Climate Change Weekly # 566— Big Banks No Longer Bound by Federal Climate Accounting Rules
By Sterling Burnett
In another big move against climate alarmism under the Trump administration, quietly on October 16, the Federal Reserve, the Federal Deposit Insurance Corporation, and the Office of the Comptroller of the Currency rescinded a set of rules called the “Principles for Climate-Related Financial Risk Management for Large Financial Institutions,” imposed in 2023 under the Biden administration.
The rules required that banks specify and disclose what steps they were taking to account for and manage or mitigate climate-related financial risks to their institutions. The 2023 rules were specifically tailored to force banks with more than $100 billion in assets “to integrate climate considerations into governance, scenario analysis, and risk oversight,” including operations and commercial banking, personal loans, and public bond underwriting. The agencies’ joint statement announcing that the rules were being rescinded said:
The agencies do not believe principles for managing climate-related financial risk are necessary because the agencies’ existing safety and soundness standards require all supervised institutions to have effective risk management commensurate with their size, complexity, and activities. In addition, all supervised institutions are expected to consider and appropriately address all material financial risks and should be resilient to a range of risks, including emerging risks.
The Trump administration, several states, and many Republican lawmakers had objected to the rules arguing that they misdirected banks from focusing on their core functions, such as providing tangible services to people and businesses, and liquidity to the market, at the expense of profitability and reduced returns to shareholder/owners.
“Regulators said the withdrawal reflects a return to long-standing safety and soundness standards that already require banks to manage all material risks—without singling out climate,” wrote The Epoch Times. “Michelle Bowman, the Federal Reserve’s vice chair for supervision, . . . backed the rollback, saying . . . banks should focus on ‘core risks’ such as credit and liquidity rather than speculative long-term climate scenarios, and that the rules could reduce credit supply and raise borrowing costs for American households.
“One likely potential consequence could be to discourage banks from lending and providing financial services to certain industries, forcing them to seek credit outside of the banking system from non-bank lenders,” The Epoch Times reported Bowman saying. “This could result in decreasing or eliminating access to financial services and increasing the cost of credit to these industries. These costs will ultimately be borne by consumers.”
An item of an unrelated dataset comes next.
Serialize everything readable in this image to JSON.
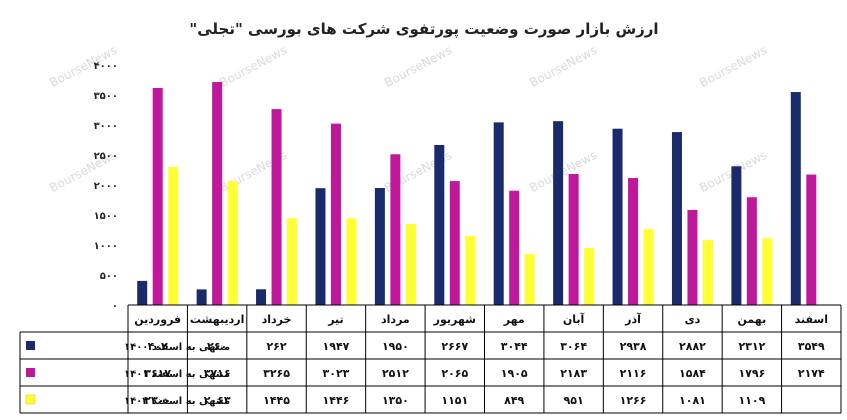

The Epoch Times noted that the action by these agencies was not the first roll back of financial climate regulations by federal agencies. The U.S. Financial Stability Oversight Council, chaired by Treasury Secretary Scott Bessent, disbanded two panels established to analyze climate-related systemic risks for the broader financial sector. Bessent noted that the September action was critical for the agency to redirect its focus to “core financial stability issues,” including bank safety, liquidity risks, and oversight of nonbank financial firms, rather than diverting scarce resources to unknowable and unlikely possible future climate-related harms that financial institutions would be unable to calculate with any degree of accuracy.